Disney’s Alice in Wonderland

Just about anyone who loves the tale Alice in Wonderland knows the Disney classic. The film is an animated work of art from start to finish that features amazing and beautifully designed imagery. Disney’s take on Alice’s Adventures in Wonderland and Through the Looking Glass has become one of the most iconic cartoons ever made. The bizarre and surreal nature of many of the film’s sequences has helped add to its cult status, but Alice in Wonderland is entertaining and unique and perfect for Disney fans of all ages.

Paramount Pictures’ Version

The 1933 version of Alice in Wonderland wasn’t the first time the story of Alice was ever made as a motion picture, but it remains a genuine classic that pushed the boundaries of Hollywood filmmaking. The cast in this movie is huge and includes major stars of the era like Gary Cooper playing the White Knight, Cary Grant as the Mock Turtle, Edward Everett Horton as the Mad Hatter, and even W.C. Fields appeared as Humpty Dumpty. The amazing old-school special effects alone make this one worth watching.

The 1985 Two-Part TV Movie

When the era of the TV movie was at its peak, CBS aired a two-part special of Alice in Wonderland that borrowed heavily from the Disney version except for the ending.
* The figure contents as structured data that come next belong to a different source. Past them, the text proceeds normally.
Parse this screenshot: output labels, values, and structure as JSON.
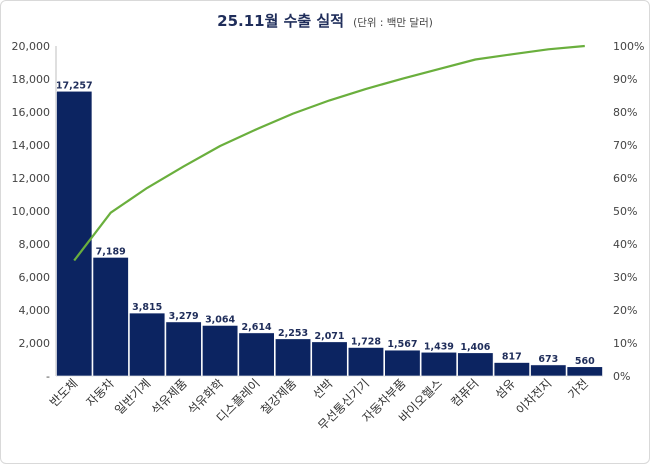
{
  "chart_data": {
    "type": "bar",
    "title": "25.11월 수출 실적",
    "subtitle": "(단위 : 백만 달러)",
    "categories": [
      "반도체",
      "자동차",
      "일반기계",
      "석유제품",
      "석유화학",
      "디스플레이",
      "철강제품",
      "선박",
      "무선통신기기",
      "자동차부품",
      "바이오헬스",
      "컴퓨터",
      "섬유",
      "이차전지",
      "가전"
    ],
    "series": [
      {
        "type": "bar",
        "values": [
          17257,
          7189,
          3815,
          3279,
          3064,
          2614,
          2253,
          2071,
          1728,
          1567,
          1439,
          1406,
          817,
          673,
          560
        ],
        "color": "#0c2461"
      },
      {
        "type": "line",
        "axis": "right",
        "values": [
          35,
          49.5,
          57,
          63.5,
          69.7,
          74.8,
          79.5,
          83.5,
          87,
          90.1,
          93,
          95.9,
          97.5,
          99,
          100
        ],
        "color": "#6aaf3d"
      }
    ],
    "data_labels": [
      "17,257",
      "7,189",
      "3,815",
      "3,279",
      "3,064",
      "2,614",
      "2,253",
      "2,071",
      "1,728",
      "1,567",
      "1,439",
      "1,406",
      "817",
      "673",
      "560"
    ],
    "y_left": {
      "min": 0,
      "max": 20000,
      "ticks": [
        "-",
        "2,000",
        "4,000",
        "6,000",
        "8,000",
        "10,000",
        "12,000",
        "14,000",
        "16,000",
        "18,000",
        "20,000"
      ]
    },
    "y_right": {
      "min": 0,
      "max": 100,
      "ticks": [
        "0%",
        "10%",
        "20%",
        "30%",
        "40%",
        "50%",
        "60%",
        "70%",
        "80%",
        "90%",
        "100%"
      ]
    },
    "grid": false,
    "legend": "none"
  }
}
When Alice returns home, she is on the other side of her living room mirror and gets attacked by the Jabberwock. This scene terrified kids in 1985 and still holds up as nightmare fuel despite the cheesy creature costume. The cast is loaded with talent including legends like Sherman Hemsley, Roddy McDowall, Jonathan Winters, Ernest Borgnine, Carol Channing, Sammy Davis Jr. and Telly Savalas as the Cheshire Cat. It’s crazy.

Jan Švankmajer’s Version

In the late 80s, legendary Czech Surrealist and pioneering stop-motion animator Jan Švankmajer made a haunting and fascinating film inspired by Lewis Carroll’s Alice’s Adventures in Wonderland. Švankmajer produced Něco z Alenky, which translates to Something from Alice, after completing his earlier short films Jabberwocky and Down to the Cellar. The filmmaker has also stated that Alice’s first story is “one of the most important and amazing books produced by civilization.” Jan Švankmajer’s Alice must be seen to be believed.

Terry Gilliam’s Jabberwocky

Before making Time Bandits and Brazil, Terry Gilliam’s first independently directed film was a weird and gritty medieval tale about a peasant boy who becomes a sort of hero. Monty Python alumni Michael Palin plays Dennis Cooper, a simple character caught up in a dangerous and deadly plot filled with knights, kings and monsters. Jabberwocky is a dark comedy that ends with a battle to the death between the titular beast and Dennis. It may not be Gilliam’s best work, but it remains a classically inspired bit of silly fun.

American McGee’s Alice for PC

American McGee’s Alice is considered by many gamers to be a revolutionary moment in modern gaming. When Alice hit shelves in 2000, fans and critics alike praised the game for its unique visuals and fantastic story. Adapted from both of Lewis Carroll’s tales, American McGee’s version followed the events of the stories and featured a dark and disturbing plot that immediately hooked players into the nightmarish setting. The original game is still worth playing today and makes for an unforgettable experience.

The stories Lewis Carroll wrote about Alice’s adventures have been made generation after generation, and many artists have attempted to tell the tales in their own unique ways. Alice, the Mad Hatter, the White Rabbit, Cheshire Cat, the Queen of Hearts, the Caterpillar, Tweedledee and Tweedledum are all familiar characters that connect with fans young and old. Alice Through the Looking Glass is the newest nod to Lewis Carroll’s classic fables, and it won’t be the last.